For him, minimalism is living with only what is absolutely needed, an “approach to objects, not their quantity.” A simple concept, running counter to our civilization, in which you do not get rid of excess possessions – once you arrive at an allotment from the street you have nothing, and once you settle, you only accumulate what is necessary. On the allotment one can also gather possessions – found in the trash, acquired from friends, or bought – Henryk has a TV, a tablet, a cell phone, an e-reader. He wants to be online. “Does minimalism mean the freedom from the compulsion to possess or a compulsion to not possess? In my view, minimalism is a path to personal freedom, not another enslavement. My minimalism is simply anti-consumerism. It’s not getting rid of things for the sake of an idea. So I’m not going to reduce the number of items at all costs. However, I try to be selective so I don’t end up having too much stuff.”

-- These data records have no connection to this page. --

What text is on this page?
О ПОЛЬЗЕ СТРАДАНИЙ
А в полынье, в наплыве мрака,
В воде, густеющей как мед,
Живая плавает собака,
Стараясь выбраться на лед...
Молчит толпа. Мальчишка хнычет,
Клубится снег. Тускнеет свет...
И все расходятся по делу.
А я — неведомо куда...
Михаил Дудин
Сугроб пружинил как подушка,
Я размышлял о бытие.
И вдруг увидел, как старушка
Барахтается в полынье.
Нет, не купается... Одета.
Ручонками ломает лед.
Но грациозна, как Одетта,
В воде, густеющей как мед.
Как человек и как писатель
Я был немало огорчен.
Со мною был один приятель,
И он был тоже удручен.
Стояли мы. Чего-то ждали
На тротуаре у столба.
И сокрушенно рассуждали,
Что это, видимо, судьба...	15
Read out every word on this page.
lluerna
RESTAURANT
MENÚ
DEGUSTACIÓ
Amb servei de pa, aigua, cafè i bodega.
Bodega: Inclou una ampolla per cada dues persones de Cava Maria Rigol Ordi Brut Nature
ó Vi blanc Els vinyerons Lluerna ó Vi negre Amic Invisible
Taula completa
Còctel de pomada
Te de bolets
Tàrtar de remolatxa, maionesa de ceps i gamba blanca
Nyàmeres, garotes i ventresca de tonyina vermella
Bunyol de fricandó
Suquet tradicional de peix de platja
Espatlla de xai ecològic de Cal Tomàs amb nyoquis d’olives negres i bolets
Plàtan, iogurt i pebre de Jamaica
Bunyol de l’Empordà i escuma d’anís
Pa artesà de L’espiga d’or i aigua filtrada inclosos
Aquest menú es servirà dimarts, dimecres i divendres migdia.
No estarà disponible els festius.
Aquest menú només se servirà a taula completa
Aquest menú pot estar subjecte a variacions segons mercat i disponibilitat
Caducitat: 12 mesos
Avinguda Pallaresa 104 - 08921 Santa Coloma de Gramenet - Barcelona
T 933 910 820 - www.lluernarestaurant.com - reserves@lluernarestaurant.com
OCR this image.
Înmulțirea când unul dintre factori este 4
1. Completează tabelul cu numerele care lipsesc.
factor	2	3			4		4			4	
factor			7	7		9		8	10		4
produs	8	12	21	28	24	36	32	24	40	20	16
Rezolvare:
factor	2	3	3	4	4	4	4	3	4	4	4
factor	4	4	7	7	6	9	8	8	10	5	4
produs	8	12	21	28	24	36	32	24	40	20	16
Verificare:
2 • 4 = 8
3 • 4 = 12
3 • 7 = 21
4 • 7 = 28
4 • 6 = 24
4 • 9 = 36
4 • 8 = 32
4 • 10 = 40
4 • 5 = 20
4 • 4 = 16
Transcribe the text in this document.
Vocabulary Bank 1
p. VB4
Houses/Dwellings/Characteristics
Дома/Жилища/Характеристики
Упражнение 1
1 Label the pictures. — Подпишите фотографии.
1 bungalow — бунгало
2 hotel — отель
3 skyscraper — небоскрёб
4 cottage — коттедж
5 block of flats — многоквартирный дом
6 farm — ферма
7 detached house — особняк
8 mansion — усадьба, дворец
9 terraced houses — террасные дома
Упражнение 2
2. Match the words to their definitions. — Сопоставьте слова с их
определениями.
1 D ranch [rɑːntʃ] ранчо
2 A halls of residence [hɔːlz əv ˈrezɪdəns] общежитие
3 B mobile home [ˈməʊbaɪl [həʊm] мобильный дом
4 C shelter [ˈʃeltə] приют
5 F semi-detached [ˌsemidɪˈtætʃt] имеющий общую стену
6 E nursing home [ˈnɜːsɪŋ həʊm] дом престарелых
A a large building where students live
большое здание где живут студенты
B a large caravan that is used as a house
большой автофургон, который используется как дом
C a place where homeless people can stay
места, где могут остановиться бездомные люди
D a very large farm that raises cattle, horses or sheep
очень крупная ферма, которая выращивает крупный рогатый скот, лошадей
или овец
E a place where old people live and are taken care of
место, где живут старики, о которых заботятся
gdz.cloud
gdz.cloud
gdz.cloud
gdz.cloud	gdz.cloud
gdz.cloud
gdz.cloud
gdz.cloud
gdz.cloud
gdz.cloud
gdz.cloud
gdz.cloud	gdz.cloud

Throughout the season he grows food for his own needs: he sows spinach and radishes between rows of beetroots, he has crops growing in a plastic tunnel (“Part of the onion has grown well; a large part, which I bought in bulk, has not yet released chives”); he then sells part of his produce. Here, nothing goes to waste – a neighbour makes moonshine from potato peels, and Henryk makes soup improvising from any ingredients he might have. He spends the winters in his cottage (a living room – three by two square metres). He reads, listens to the radio, and walks. His meals are monotonous.
“Soup and some porridge with the soup. Groats with greaves. It’s practically my everyday winter dinner. I come back from my walk and start a fire. I cook dinner on the stove right away. I start a fire in the morning too. Not too much though. After all, I’m going out, why would I? Just a little, to make a coffee and warm the house up a bit. All in all, this is my daily routine in the winter. During the day, I go walking. Then, dinner. After dinner, if I have no other activities, I read. What other activities? Sharpen the spade, or fix and preserve another tool. Go get raspberry leaves or some fruit tree sprigs for my tea. Sometimes, a crossword puzzle, if I manage to buy crosswords in the autumn. And if there’s snow, I take it home and melt it to have usable water.”
He rarely goes to the shops: “Every few months, however, you have to do some shopping. Then, I go early in the morning. After all, I have to buy groats, lard, bacon, seeds, fertilizer, soap and razors. Go to the barbers. I go to church in Bierków every Sunday and on holidays.” After a few years, he installed electricity – until then he had gone without. In the winter, his freezer is outside: “Every now and then I can buy a few portions of meat for stock and hang it outside while the temperatures are below zero.”
Other than that, Henryk meditates and prays. On Sundays, he visits the church and cemetery: “There, everyone is already living eternal life. Well, sorry, but no one will ever convince me that physical death ends my existence.” For now, during the winter, the allotment monk awaits the spring among the stillness of nature.
P.S.: In response to my interview request, I received the following answer: “Good morning. Unfortunately, I don’t give interviews by phone or in person. Of course, I can answer some questions via Messenger. If it is somehow useful, please use my blog entries to your heart’s content.”